Se oyó una risa estrepitosa. Miré mi mojito y deseé haber pedido un whisky doble. Yo no solía tomar whisky, pero de repente me pareció una buena idea.

La música sonaba tan alto que ondulaba el charquito que había dejado el Cosmo de Jaime. Pensé en limpiarlo, pero decidí esperar hasta que otro bailarín borracho tropezara y cayera sobre nuestra mesa. Ya había ocurrido dos veces y era seguro que volvería a ocurrir. Tenía la esperanza de que él o ella llevasen puesta suficiente ropa como para secar la copa volcada de Jaime.

Llevábamos allí casi dos horas, y ni siquiera nos habíamos acercado al club de jazz. Jaime había oído el golpeteo de la música desde la acera y me había arrastrado al interior para tomar «sólo una copa». Yo ya me había tomado dos. Ella llevaba seis. Durante las dos primeras, no había hecho caso de la atención que despertaba en los parroquianos masculinos de la barra. Con la tercera, empezó a evaluar a los interesados. Cuando llegó la quinta, eligió entre cinco hombres con aspecto de corredores de bolsa que nos habían estado observando desde la barra, y terminó por hacerles una seña a los dos más atractivos y ofrecerles un lugar a cada lado de ella, apretando a tres personas en un asiento diseñado para dos.

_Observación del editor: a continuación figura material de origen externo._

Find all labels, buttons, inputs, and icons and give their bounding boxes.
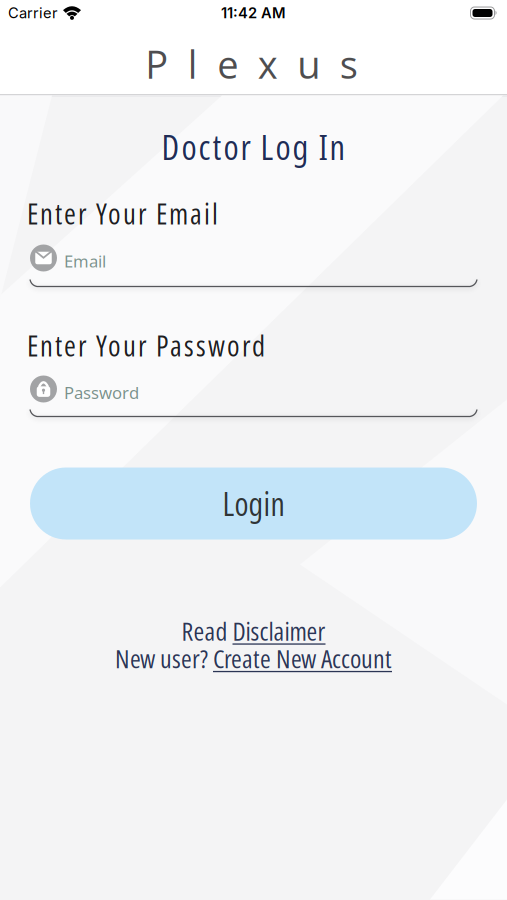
button[interactable]: Email <box>30 244 477 288</box>
button[interactable]: Login <box>30 468 477 540</box>
staticText: Login <box>222 482 284 525</box>
staticText: Password <box>64 381 139 404</box>
button[interactable]: Read Disclaimer <box>182 613 326 648</box>
staticText: Enter Your Password <box>27 326 265 365</box>
staticText: New user? Create New Account <box>115 640 392 676</box>
button[interactable]: Password <box>30 376 477 418</box>
staticText: Enter Your Email <box>27 194 218 233</box>
staticText: Email <box>64 250 106 272</box>
button[interactable]: New user? Create New Account <box>115 640 392 676</box>
staticText: Carrier <box>8 4 58 22</box>
staticText: 11:42 AM <box>221 4 286 22</box>
staticText: Plexus <box>145 38 358 90</box>
staticText: Doctor Log In <box>162 123 346 170</box>
staticText: Read Disclaimer <box>182 613 326 648</box>
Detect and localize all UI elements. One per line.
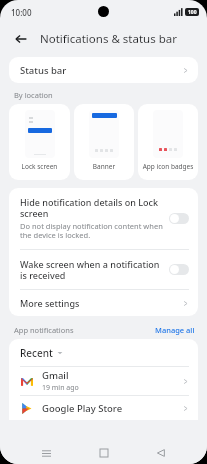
staticText: Recent (20, 346, 53, 360)
button[interactable]: More settings (9, 290, 198, 316)
staticText: App notifications (14, 325, 74, 335)
staticText: 10:00 (11, 7, 32, 18)
button[interactable]: Hide notification details on Lock screen (9, 188, 198, 249)
staticText: Notifications & status bar (40, 31, 177, 47)
staticText: Hide notification details on Lock screen (20, 196, 163, 219)
staticText: App icon badges (139, 162, 197, 171)
staticText: Do not display notification content when… (20, 221, 163, 241)
staticText: By location (14, 90, 53, 100)
staticText: Google Play Store (42, 402, 123, 415)
button[interactable]: Banner (74, 104, 134, 180)
button[interactable]: Recents (35, 442, 57, 464)
button[interactable]: App icon badges (138, 104, 198, 180)
staticText: Wake screen when a notification is recei… (20, 258, 163, 281)
button[interactable]: Recent (9, 339, 198, 366)
button[interactable]: Google Play Store (9, 396, 198, 420)
staticText: Status bar (20, 64, 67, 77)
button[interactable]: Toggle (169, 264, 189, 275)
staticText: Banner (75, 162, 133, 171)
button[interactable]: Back (11, 29, 31, 49)
button[interactable]: Manage all (155, 325, 195, 335)
staticText: More settings (20, 297, 80, 309)
button[interactable]: Status bar (9, 57, 198, 83)
button[interactable]: Gmail (9, 367, 198, 395)
button[interactable]: Home (93, 442, 115, 464)
button[interactable]: Toggle (169, 213, 189, 224)
button[interactable]: Lock screen (9, 104, 70, 180)
staticText: 19 min ago (42, 383, 79, 393)
staticText: Manage all (155, 325, 195, 335)
staticText: 100 (188, 9, 197, 16)
staticText: Lock screen (10, 162, 69, 171)
button[interactable]: Back (150, 442, 172, 464)
staticText: Gmail (42, 369, 69, 382)
button[interactable]: Wake screen when a notification is recei… (9, 250, 198, 289)
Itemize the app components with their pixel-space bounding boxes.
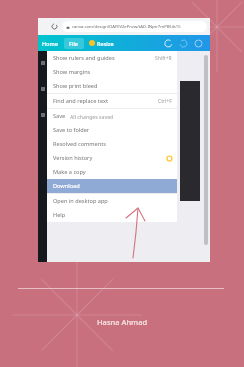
button[interactable]: canva.com/design/DAFEV2ePnvw/tAD-INptr7m… (62, 21, 207, 32)
button[interactable]: Cloud save (194, 39, 203, 48)
button[interactable]: Redo (179, 39, 188, 48)
staticText: Ctrl+F (158, 98, 172, 105)
button[interactable]: Show rulers and guides (47, 51, 177, 65)
staticText: Show print bleed (53, 82, 98, 90)
button[interactable]: Undo (164, 39, 173, 48)
button[interactable]: Home (42, 40, 58, 47)
staticText: Save to folder (53, 126, 90, 134)
staticText: Shift+R (155, 55, 172, 62)
staticText: All changes saved (70, 113, 114, 120)
staticText: Hasna Ahmad (97, 317, 148, 327)
button[interactable]: Reload (50, 22, 59, 31)
button[interactable]: Help (47, 208, 177, 222)
button[interactable]: Show print bleed (47, 79, 177, 93)
button[interactable]: Download (47, 179, 177, 193)
button[interactable]: Show margins (47, 65, 177, 79)
button[interactable]: Save (47, 109, 177, 123)
button[interactable]: File (64, 38, 84, 49)
button[interactable]: Make a copy (47, 165, 177, 179)
staticText: Show rulers and guides (53, 54, 115, 62)
staticText: Version history (53, 154, 93, 162)
staticText: Help (53, 211, 66, 219)
staticText: Download (53, 182, 80, 190)
staticText: Show margins (53, 68, 91, 76)
button[interactable]: Open in desktop app (47, 194, 177, 208)
staticText: canva.com/design/DAFEV2ePnvw/tAD-INptr7m… (72, 24, 181, 30)
staticText: Find and replace text (53, 97, 108, 105)
button[interactable]: Resize (97, 40, 114, 47)
staticText: Save (53, 112, 66, 120)
button[interactable]: Resolved comments (47, 137, 177, 151)
button[interactable]: Find and replace text (47, 94, 177, 108)
staticText: Resolved comments (53, 140, 106, 148)
button[interactable]: Version history (47, 151, 177, 165)
staticText: File (69, 40, 79, 47)
staticText: Open in desktop app (53, 197, 108, 205)
button[interactable]: Save to folder (47, 123, 177, 137)
staticText: Make a copy (53, 168, 86, 176)
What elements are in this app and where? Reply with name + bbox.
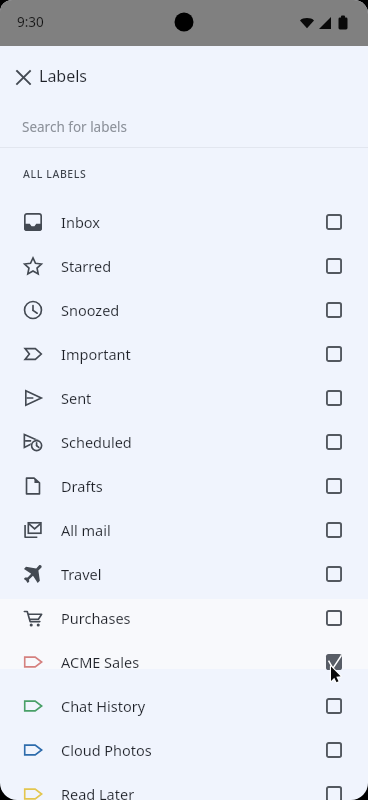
button[interactable]: Close xyxy=(3,57,43,97)
staticText: ALL LABELS xyxy=(23,167,87,181)
button[interactable]: Purchases xyxy=(0,596,368,640)
staticText: All mail xyxy=(61,520,111,540)
staticText: Labels xyxy=(39,65,88,87)
staticText: Cloud Photos xyxy=(61,740,152,760)
staticText: Read Later xyxy=(61,784,135,800)
button[interactable]: ACME Sales xyxy=(0,640,368,684)
button[interactable]: Read Later xyxy=(0,772,368,800)
button[interactable]: Drafts xyxy=(0,464,368,508)
button[interactable]: All mail xyxy=(0,508,368,552)
staticText: Search for labels xyxy=(22,118,128,136)
staticText: Chat History xyxy=(61,696,146,716)
button[interactable]: Travel xyxy=(0,552,368,596)
button[interactable]: Snoozed xyxy=(0,288,368,332)
button[interactable]: Important xyxy=(0,332,368,376)
staticText: Inbox xyxy=(61,212,100,232)
staticText: Scheduled xyxy=(61,432,132,452)
staticText: 9:30 xyxy=(17,13,44,31)
staticText: Drafts xyxy=(61,476,103,496)
button[interactable]: Inbox xyxy=(0,200,368,244)
staticText: Purchases xyxy=(61,608,131,628)
staticText: Snoozed xyxy=(61,300,120,320)
button[interactable]: Starred xyxy=(0,244,368,288)
button[interactable]: Sent xyxy=(0,376,368,420)
button[interactable]: Scheduled xyxy=(0,420,368,464)
button[interactable]: Cloud Photos xyxy=(0,728,368,772)
staticText: Sent xyxy=(61,388,92,408)
staticText: ACME Sales xyxy=(61,652,140,672)
button[interactable]: Search for labels xyxy=(0,106,368,147)
staticText: Important xyxy=(61,344,131,364)
staticText: Travel xyxy=(61,564,102,584)
staticText: Starred xyxy=(61,256,112,276)
button[interactable]: Chat History xyxy=(0,684,368,728)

Aunque yo tenía la mirada clavada en mi copa, enviando claras señales de «no tengo ningún interés», un miembro del trío debió de pensar que las sobras no eran del todo despreciables y se había sentado a mi lado. Yo no quería otra cosa que volver a mi tranquila habitación de hotel y llorar la muerte de Dana, planificando el paso siguiente para encontrar a su asesino. Y sin embargo allí estaba, atrapada contra la pared del reservado, oyendo las historias de guerra de Jaime, con mi segundo mojito, y arreglándomelas para mantener a distancia las manos curiosas de mi indeseado compañero. Y estaba empezando a cabrearme. El tipo que tenía al lado, Dale -¿o se llamaba Chip?- se me acercó disimuladamente, aunque ya estábamos más cerca de lo que me gusta estar con alguien que no sea la persona con quien me acuesto.

– Verdaderamente tienes unos ojos muy bonitos -dijo.

– Ésos no son mis ojos -respondí-. Levanta la vista. Bastante más arriba.

Reprimió una risa y levantó la mirada hasta mi cara.

– No, en serio. Tienes unos ojos muy hermosos.

– ¿De qué color son?

– ¡Hummm…! -Parpadeó en la oscuridad-. ¿Azules?

Eran verdes, pero no iba a sacarlo de su error. Había repetido la frase «Salgo con alguien» tantas veces que ya parecía un desafío. Casi las mismas que le había dicho a Jaime que realmente tenía que irme, pero daba la impresión de que no me oía. Cuando yo volvía a intentarlo, ella se lanzaba a contar otra historia procaz.

Era grato ver que se había recuperado de su traumática experiencia en el hospital. Aunque yo empezaba a sospechar que lo de «traumática» era excesivo. Puede que ligeramente perturbadora, más o menos como darse cuenta de que uno ha salido de casa con zapatos marrones y un vestido negro. Nada que no pudiese curarse con unos cuantos Cosmopolitan y el golpeteo de un estupendo bajo eléctrico.

– Perdona -me disculpé-. Tengo que…

– ¿Ir al baño de chicas? -respondió él, riendo al tiempo que se deslizaba para salir del reservado.

– Un momento, chicos -terció Jaime-. Las señoras necesitan refrescarse.

– Ah, no -anuncié mientras salía del reservado-. Yo me voy.

– ¿Te vas? ¿Ya? No he terminado la copa.